According to reports from the Korean Ministry of Health and Welfare, in 2000, the causes of becoming newly handicapped were 71 percent from accidents and 27 percent from diseases or disorders. Research last year showed the number of people handicapped because of diseases had increased to 38 percent.
If not managed well, diabetes may cause severe consequences. Diabetic retinopathy is a deterioration of the small blood vessels that nourish the retina and may cause blindess. Diabetic nephropathy is a complication of long-term diabetes that affects the kidney’s filtering system, which filters waste products from the body. Diabetics also often experience nerve damage or neuropathy, particularly in the feet and legs.
Macrovascular disease can also occur when blood vessel walls thicken and become hard, which may even result in the flow of blood being blocked. The shortage of nutrition and oxygen delays the repair of the vessels and nerves and if the damage is severe, parts of the body may become infected and even rot. Because nerve damage causes a loss of sensation, injuries, particularly those on the feet, often go unnoticed and untreated.
The weaker immune systems of diabetics can also aggravate symptoms.
“When viruses penetrate the bones, sometimes osteomyelitis can occur and legs need to be amputated,” said Dr. Kim Gwang-won at the internal secretion medicine department at Samsung Medical Center.
One third of diabetes patients suffer peripheral neuropathy and vascular diseases.
“In 2003, 61 out of 68 patients who had leg amputation surgery had vascular diseases such as diabetes,” said Dr. Kim Jae-young at Eulji General Hospital.

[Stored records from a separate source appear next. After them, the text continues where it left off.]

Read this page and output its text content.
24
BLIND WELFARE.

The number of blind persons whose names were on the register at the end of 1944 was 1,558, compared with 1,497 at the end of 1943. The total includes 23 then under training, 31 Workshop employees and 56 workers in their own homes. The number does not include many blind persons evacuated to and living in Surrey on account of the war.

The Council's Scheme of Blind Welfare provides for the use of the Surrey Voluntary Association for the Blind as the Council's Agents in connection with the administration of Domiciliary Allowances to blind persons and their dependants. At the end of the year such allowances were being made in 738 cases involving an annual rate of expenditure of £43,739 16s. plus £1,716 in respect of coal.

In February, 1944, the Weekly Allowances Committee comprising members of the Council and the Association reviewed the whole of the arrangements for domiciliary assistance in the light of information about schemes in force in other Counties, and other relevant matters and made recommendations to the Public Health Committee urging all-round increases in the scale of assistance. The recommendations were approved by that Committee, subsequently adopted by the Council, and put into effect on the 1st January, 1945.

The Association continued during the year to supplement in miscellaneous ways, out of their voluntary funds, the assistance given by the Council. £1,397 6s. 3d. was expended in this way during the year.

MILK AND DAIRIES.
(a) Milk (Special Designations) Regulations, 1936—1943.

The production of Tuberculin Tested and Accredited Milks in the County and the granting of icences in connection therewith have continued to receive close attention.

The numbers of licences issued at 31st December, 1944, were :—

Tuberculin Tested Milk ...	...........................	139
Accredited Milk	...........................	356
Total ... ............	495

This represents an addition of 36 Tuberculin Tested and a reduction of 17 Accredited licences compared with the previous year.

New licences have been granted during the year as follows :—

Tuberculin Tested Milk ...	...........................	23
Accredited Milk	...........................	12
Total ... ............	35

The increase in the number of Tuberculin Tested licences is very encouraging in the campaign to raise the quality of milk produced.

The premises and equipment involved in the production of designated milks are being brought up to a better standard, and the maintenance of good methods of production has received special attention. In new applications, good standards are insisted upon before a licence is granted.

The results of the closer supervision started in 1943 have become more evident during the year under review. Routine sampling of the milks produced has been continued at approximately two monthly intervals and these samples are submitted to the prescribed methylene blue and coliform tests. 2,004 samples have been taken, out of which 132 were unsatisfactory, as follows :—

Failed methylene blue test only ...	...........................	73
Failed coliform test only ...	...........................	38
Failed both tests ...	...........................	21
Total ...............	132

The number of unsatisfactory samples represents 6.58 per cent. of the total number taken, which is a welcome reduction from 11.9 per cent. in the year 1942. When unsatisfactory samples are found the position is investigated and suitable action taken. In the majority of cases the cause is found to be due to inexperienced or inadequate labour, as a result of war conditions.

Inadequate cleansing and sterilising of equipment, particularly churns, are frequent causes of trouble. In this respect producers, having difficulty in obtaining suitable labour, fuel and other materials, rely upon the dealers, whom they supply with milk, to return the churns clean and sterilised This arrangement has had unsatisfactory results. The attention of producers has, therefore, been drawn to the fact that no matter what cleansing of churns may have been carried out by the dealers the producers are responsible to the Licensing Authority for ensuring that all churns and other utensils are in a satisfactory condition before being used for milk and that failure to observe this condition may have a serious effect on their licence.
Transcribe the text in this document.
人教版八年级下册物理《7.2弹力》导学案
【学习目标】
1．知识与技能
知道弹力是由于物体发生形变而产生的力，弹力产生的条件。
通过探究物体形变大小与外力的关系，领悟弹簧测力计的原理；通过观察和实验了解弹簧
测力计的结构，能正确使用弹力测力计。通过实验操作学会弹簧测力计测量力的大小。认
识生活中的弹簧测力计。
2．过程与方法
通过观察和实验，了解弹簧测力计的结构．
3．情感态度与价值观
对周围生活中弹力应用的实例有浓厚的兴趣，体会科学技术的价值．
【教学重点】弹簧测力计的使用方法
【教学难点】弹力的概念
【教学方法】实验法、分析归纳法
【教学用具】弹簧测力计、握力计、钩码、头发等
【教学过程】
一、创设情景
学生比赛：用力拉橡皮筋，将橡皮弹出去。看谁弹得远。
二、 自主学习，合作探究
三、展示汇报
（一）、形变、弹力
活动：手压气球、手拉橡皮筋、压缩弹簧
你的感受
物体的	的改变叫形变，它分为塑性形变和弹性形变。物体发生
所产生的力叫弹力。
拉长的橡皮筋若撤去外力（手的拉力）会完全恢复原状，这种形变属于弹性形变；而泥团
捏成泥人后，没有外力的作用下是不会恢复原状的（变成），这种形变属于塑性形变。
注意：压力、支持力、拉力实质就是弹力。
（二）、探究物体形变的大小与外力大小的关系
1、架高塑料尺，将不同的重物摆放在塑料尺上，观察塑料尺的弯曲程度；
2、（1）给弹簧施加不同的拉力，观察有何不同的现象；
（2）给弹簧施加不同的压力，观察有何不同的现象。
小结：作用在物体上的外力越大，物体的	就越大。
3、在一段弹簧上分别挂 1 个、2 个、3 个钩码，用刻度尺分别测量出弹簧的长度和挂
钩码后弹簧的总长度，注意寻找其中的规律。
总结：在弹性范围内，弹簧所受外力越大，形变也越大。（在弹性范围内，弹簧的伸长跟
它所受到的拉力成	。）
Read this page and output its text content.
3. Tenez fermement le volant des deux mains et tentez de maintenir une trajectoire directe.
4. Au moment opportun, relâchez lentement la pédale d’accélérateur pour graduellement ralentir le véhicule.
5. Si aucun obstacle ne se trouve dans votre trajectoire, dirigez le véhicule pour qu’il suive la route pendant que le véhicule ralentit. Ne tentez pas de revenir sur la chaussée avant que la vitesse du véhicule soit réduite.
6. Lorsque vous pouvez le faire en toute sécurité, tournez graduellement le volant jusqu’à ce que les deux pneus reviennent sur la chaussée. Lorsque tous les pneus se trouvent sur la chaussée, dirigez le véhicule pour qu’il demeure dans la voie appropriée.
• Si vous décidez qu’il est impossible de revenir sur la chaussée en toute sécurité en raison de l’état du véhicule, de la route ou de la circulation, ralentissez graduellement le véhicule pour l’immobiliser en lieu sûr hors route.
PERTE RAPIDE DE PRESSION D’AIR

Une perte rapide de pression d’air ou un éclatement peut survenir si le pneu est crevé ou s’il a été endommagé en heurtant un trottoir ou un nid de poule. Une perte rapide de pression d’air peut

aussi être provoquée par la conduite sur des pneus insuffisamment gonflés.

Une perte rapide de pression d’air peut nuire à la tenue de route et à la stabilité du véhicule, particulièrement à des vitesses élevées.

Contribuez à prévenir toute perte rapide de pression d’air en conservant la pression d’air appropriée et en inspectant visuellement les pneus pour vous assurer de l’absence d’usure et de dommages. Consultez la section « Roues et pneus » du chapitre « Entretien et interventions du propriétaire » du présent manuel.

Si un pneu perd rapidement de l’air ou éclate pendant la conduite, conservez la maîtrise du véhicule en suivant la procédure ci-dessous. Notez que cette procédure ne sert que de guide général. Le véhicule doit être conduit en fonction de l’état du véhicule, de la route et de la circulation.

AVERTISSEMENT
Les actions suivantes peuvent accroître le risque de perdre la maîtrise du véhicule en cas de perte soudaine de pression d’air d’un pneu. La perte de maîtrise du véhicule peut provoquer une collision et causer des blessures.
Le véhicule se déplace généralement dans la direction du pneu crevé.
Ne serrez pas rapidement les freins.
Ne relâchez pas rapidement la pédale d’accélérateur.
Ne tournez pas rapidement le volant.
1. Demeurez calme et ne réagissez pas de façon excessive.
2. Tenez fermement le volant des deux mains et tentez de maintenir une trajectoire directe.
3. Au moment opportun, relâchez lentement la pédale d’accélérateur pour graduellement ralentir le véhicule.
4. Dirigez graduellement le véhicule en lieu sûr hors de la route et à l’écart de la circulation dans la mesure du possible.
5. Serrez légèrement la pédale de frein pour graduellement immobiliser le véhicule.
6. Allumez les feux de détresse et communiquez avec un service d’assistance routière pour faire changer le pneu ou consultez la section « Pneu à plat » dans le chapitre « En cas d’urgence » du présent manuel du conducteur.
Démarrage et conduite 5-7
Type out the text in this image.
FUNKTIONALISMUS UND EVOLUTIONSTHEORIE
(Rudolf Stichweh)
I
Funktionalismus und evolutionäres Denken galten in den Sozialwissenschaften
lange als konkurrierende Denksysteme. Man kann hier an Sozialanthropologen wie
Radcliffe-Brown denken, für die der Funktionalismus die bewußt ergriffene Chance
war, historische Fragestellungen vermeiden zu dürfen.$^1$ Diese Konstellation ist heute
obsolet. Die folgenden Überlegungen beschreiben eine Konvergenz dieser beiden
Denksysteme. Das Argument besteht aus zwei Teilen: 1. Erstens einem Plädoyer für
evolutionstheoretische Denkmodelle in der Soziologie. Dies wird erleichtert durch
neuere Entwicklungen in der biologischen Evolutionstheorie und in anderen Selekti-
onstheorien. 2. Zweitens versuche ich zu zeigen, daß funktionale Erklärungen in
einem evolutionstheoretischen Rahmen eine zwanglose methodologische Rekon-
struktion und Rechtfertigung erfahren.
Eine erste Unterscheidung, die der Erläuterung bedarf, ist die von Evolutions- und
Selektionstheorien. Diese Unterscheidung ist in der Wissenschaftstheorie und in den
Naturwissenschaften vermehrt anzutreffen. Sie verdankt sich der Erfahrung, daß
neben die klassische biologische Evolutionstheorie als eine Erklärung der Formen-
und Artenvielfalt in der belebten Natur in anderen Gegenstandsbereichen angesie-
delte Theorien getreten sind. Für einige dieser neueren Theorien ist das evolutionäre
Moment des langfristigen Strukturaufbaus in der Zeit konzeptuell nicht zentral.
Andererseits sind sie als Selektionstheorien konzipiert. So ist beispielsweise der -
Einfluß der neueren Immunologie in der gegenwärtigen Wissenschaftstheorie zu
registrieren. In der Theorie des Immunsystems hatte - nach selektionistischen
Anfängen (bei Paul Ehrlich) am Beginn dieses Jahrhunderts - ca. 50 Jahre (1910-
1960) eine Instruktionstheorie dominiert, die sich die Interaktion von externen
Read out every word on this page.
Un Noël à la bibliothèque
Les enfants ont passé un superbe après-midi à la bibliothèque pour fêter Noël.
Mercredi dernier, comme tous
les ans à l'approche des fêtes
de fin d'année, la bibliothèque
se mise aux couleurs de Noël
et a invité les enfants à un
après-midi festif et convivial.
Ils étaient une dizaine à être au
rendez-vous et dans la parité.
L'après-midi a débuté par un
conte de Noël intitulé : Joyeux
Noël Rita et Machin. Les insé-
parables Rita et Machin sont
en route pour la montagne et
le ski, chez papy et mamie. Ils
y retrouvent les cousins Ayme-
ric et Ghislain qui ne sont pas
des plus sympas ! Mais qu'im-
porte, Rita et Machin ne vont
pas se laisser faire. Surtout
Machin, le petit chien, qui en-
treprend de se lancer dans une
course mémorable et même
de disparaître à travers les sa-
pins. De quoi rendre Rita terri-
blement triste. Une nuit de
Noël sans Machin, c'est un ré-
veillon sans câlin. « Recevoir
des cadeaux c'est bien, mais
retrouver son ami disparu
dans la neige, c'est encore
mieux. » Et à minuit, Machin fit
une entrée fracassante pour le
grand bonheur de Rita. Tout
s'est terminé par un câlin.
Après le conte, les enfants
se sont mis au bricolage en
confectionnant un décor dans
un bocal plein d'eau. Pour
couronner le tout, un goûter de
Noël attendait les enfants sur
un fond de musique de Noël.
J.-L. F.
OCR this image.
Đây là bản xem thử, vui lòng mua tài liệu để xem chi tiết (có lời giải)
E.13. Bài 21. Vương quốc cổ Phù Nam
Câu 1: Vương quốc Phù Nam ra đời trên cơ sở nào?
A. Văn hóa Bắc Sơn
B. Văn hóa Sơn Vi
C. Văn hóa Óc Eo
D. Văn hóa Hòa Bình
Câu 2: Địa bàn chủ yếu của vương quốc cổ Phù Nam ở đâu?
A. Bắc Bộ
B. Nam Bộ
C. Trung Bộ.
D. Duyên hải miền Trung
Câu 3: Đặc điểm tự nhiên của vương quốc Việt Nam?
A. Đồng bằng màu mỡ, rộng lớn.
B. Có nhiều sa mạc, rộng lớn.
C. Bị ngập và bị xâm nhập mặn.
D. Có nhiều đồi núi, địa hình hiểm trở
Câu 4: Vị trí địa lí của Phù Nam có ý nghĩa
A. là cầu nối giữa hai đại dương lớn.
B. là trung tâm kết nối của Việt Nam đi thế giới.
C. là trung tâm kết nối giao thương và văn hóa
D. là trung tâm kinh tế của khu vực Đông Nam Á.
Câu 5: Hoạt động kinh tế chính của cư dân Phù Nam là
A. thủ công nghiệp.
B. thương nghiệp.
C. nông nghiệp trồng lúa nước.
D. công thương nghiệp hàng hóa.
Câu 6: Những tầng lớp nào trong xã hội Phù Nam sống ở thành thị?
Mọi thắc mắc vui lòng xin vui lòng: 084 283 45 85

The best way to prevent such problems is to keep the blood vessels healthy. The right diet, exercise and medications can help keep blood sugar levels normal and any high blood pressure and high cholesterol should be treated as quickly as possible.
Timing of treatment is also important.
“When there are wounds on the feet, patients waste their time applying cream to the wounds,” Dr. Kim Gwang-won said.
Even if the symptoms appear serious, patients need to be positive and seek medical help.
“Many patients give up on treatment, thinking the only treatment available is amputation. In a case of initial infection and necrosis, inflammation control, resuming blood circulation and foot rehabilitation lower the rate of amputation to 1 percent,” Dr. Kim Jae-young said.
Prevention is essential. Diabetics must check for wounds and inflammations on their feet, wash them often with warm water and dry them thoroughly. The sole and the entire foot should be massaged with lotion. Hardened skin should be removed with a doctor’s help.
Diabetics should also wear airy socks and comfortable shoes.
Exercise can also improve help blood circulation.
If a diabetic experiences swelling that does not go away for 24 hours, they should seek medical help. They should also quit smoking and never apply heat to their feet, including going to a jjimjilbang or steam room.